I recently learned about FreeBSD's accept_filter
socket option which can allow a worker process to avoid context switching by, for example, waiting until a full HTTP request is received with accf_http
:
This is a filter to be placed on a socket that will be using accept() to receive incoming HTTP connections.
It prevents the application from receiving the connected descriptor via accept() until either a full HTTP/1.0 or HTTP/1.1 HEAD or GET request has been buffered by the kernel.
If something other than a HTTP/1.0 or HTTP/1.1 HEAD or GET request is received the kernel will allow the application to receive the connection descriptor via accept().

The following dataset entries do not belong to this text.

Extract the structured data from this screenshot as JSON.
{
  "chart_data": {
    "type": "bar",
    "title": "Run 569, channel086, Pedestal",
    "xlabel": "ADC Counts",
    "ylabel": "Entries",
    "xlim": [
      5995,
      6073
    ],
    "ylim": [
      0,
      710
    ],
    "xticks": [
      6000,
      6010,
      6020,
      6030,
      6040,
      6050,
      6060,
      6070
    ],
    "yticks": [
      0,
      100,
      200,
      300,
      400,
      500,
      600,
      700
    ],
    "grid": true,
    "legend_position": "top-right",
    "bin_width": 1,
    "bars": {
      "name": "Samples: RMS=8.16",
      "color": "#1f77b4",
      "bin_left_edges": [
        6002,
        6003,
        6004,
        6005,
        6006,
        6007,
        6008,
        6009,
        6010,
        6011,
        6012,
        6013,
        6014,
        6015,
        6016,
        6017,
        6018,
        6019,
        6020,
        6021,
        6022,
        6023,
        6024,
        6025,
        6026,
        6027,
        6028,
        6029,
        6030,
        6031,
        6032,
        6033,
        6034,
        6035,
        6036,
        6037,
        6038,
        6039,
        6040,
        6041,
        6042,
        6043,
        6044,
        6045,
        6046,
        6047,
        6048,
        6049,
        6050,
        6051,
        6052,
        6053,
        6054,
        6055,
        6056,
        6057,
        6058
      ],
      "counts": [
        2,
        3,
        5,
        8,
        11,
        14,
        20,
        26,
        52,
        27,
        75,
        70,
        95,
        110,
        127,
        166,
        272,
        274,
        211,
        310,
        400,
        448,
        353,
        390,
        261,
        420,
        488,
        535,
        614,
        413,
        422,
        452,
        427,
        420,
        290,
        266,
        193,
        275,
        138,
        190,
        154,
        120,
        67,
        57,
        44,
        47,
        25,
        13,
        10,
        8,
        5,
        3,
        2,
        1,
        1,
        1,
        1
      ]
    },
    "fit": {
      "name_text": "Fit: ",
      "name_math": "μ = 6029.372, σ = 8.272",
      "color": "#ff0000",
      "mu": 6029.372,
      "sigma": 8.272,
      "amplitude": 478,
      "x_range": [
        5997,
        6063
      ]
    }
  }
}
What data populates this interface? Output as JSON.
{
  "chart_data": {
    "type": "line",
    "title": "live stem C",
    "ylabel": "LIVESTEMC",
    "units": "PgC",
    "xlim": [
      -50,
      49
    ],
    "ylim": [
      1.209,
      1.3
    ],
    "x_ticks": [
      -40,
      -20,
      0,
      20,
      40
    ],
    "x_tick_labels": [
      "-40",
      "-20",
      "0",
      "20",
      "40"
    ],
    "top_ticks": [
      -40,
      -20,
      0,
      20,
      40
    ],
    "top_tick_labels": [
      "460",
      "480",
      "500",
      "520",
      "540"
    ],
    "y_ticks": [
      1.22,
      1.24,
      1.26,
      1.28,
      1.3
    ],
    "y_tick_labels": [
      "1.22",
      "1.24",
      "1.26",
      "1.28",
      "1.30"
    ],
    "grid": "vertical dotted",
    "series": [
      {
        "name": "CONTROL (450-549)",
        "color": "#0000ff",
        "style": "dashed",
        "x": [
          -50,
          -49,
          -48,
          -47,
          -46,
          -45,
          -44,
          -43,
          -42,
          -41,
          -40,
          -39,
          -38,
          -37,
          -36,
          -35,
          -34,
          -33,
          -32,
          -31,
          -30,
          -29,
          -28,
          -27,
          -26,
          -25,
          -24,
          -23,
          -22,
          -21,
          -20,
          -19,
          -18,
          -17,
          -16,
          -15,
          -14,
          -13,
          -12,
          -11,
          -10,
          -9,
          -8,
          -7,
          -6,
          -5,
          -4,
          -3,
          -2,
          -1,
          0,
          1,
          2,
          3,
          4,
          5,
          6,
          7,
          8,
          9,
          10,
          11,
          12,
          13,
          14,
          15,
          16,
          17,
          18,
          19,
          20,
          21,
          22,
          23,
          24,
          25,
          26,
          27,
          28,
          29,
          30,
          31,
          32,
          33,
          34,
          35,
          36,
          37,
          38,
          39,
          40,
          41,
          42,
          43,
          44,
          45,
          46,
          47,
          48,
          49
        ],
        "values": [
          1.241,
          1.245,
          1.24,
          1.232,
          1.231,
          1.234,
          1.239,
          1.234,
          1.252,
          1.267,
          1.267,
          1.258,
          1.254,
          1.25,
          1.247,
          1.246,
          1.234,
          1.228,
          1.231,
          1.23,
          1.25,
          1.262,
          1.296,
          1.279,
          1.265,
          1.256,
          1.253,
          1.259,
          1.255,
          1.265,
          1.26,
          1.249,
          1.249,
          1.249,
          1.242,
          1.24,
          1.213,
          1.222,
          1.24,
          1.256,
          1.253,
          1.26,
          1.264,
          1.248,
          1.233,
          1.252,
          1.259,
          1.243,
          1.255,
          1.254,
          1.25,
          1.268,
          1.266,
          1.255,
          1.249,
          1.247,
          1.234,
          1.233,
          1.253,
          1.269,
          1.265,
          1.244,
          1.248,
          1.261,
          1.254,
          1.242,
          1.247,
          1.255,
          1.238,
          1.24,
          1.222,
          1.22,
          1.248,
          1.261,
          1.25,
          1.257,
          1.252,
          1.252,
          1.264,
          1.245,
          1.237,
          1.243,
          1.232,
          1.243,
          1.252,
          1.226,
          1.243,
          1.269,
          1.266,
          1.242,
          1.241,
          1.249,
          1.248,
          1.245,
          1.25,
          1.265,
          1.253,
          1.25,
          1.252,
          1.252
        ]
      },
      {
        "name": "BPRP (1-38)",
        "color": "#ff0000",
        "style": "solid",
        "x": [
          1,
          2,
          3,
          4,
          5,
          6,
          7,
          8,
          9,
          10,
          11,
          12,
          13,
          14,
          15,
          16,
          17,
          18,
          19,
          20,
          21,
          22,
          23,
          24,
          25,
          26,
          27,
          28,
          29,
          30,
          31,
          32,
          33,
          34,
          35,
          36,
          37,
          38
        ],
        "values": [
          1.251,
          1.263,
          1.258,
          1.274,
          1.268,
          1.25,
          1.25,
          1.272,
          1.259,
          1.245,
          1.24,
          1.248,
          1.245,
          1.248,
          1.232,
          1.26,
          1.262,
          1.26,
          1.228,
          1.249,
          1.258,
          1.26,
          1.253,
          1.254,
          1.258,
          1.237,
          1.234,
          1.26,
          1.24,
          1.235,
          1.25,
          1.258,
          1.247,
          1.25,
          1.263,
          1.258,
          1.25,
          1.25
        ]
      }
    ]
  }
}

The utility of accf_http is such that a server will not have to context switch several times before performing the initial parsing of the request. This effectively reduces the amount of required CPU utilization to handle incoming requests by keeping active processes in preforking servers such as Apache low and reducing the size of the file descriptor set that needs to be managed by interfaces such as select(), poll() or kevent() based servers.
My gut feeling is that on modern hardware, serving traffic to clients on high-speed connections (cable modem/DSL speeds or better) this may be a micro-optimization. Given that accf_http
can't be used for HTTPS or HTTP/2 connections and accf_data
just waits for the first byte, I don't see much advantage here. Maybe they'd save one or two context switches?
Are there any recent (post-2015 maybe?) benchmarks about how much FreeBSD's accept_filter
can actually improve performance or throughput/concurrency?